Curator's Note

"Emoticons" is a short video experiment based on six basic emotions. One day, after I gave a lecture on cinema, the brain, and contemporary media culture, two filmmakers asked me if I had ever made a film myself. On my negative answer, they offered their technical assistance and proposed I should make a short personal film related to the topic of my lecture. After observing, reflecting, and writing about the ways in which cinema has literally moved the camera into both the minds of characters and spectators (a process that was already part of cinematography from its beginnings and that has developed in interesting ways over the last three decades), I thought that it was fair enough to take up this challenge and discover unknown territories. In The Neuro-Image: A Deleuzian Film-Philosophy of Contemporary Screen Culture (Stanford University Press, 2012), I depart from the observation that cinema gives us increasingly intense direct access to character’s brain worlds, suggesting that our audio-visual images co-evolve in resonance with the knowledge we have of principles of the brain and with a philosophical understanding of the complex entanglements between bodies, brains, and world. Inspired by Deleuze’s claim that ‘the brain is the screen,’ I propose that after the movement-image and the time-image, we have entered the phase of the neuro-image that has a particular connection to digital screen culture.

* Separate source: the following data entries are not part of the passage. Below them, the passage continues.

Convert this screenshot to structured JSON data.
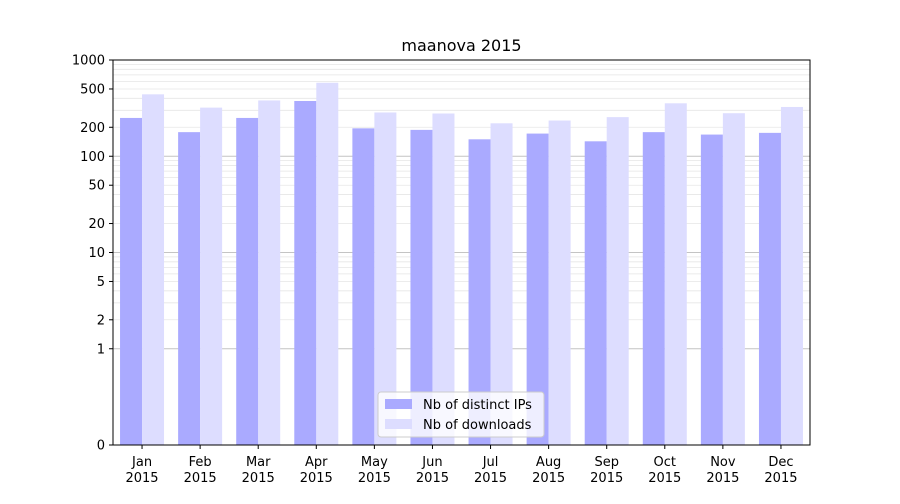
{
  "chart_data": {
    "type": "bar",
    "title": "maanova 2015",
    "xlabel": "",
    "ylabel": "",
    "yscale": "symlog",
    "ylim": [
      0,
      1000
    ],
    "yticks": [
      0,
      1,
      2,
      5,
      10,
      20,
      50,
      100,
      200,
      500,
      1000
    ],
    "ytick_labels": [
      "0",
      "1",
      "2",
      "5",
      "10",
      "20",
      "50",
      "100",
      "200",
      "500",
      "1000"
    ],
    "categories": [
      "Jan\n2015",
      "Feb\n2015",
      "Mar\n2015",
      "Apr\n2015",
      "May\n2015",
      "Jun\n2015",
      "Jul\n2015",
      "Aug\n2015",
      "Sep\n2015",
      "Oct\n2015",
      "Nov\n2015",
      "Dec\n2015"
    ],
    "series": [
      {
        "name": "Nb of distinct IPs",
        "color": "#aaaaff",
        "values": [
          250,
          178,
          250,
          375,
          195,
          188,
          150,
          172,
          143,
          178,
          168,
          175
        ]
      },
      {
        "name": "Nb of downloads",
        "color": "#ddddff",
        "values": [
          440,
          320,
          380,
          580,
          285,
          278,
          220,
          235,
          255,
          355,
          280,
          325
        ]
      }
    ],
    "grid": true,
    "legend_position": "bottom-center"
  }
}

"Emoticons" is a short video-essay that could be considered as a personal and experimental footnote to the theoretical observations in The Neuro-Image. The video departs from a common principle in affective neuroscience that facial expressions relate to basic emotions that are at the core of more complex feelings. These basic emotions operate as simple guidelines for evoking a memory or an association with each affective mood. Besides events from episodic (autobiographical) memory, they all include a reference to film or another audio-visual traces. Consciousness has become cinematographic consciousness. This project was originally conceived as a mini-installation consisting of two video-channels: one video shot and projected in a 360⁰ pan, expressing events inside a brain space; the other video of a talking head projected on a dummy, pronouncing thoughts associated with each basic emotion. With great thanks to filmmakers Igor Kramer and Pepijn Schroeijers to suggest transforming some theory into practice and to help create a ‘neuro-image’ of my brain.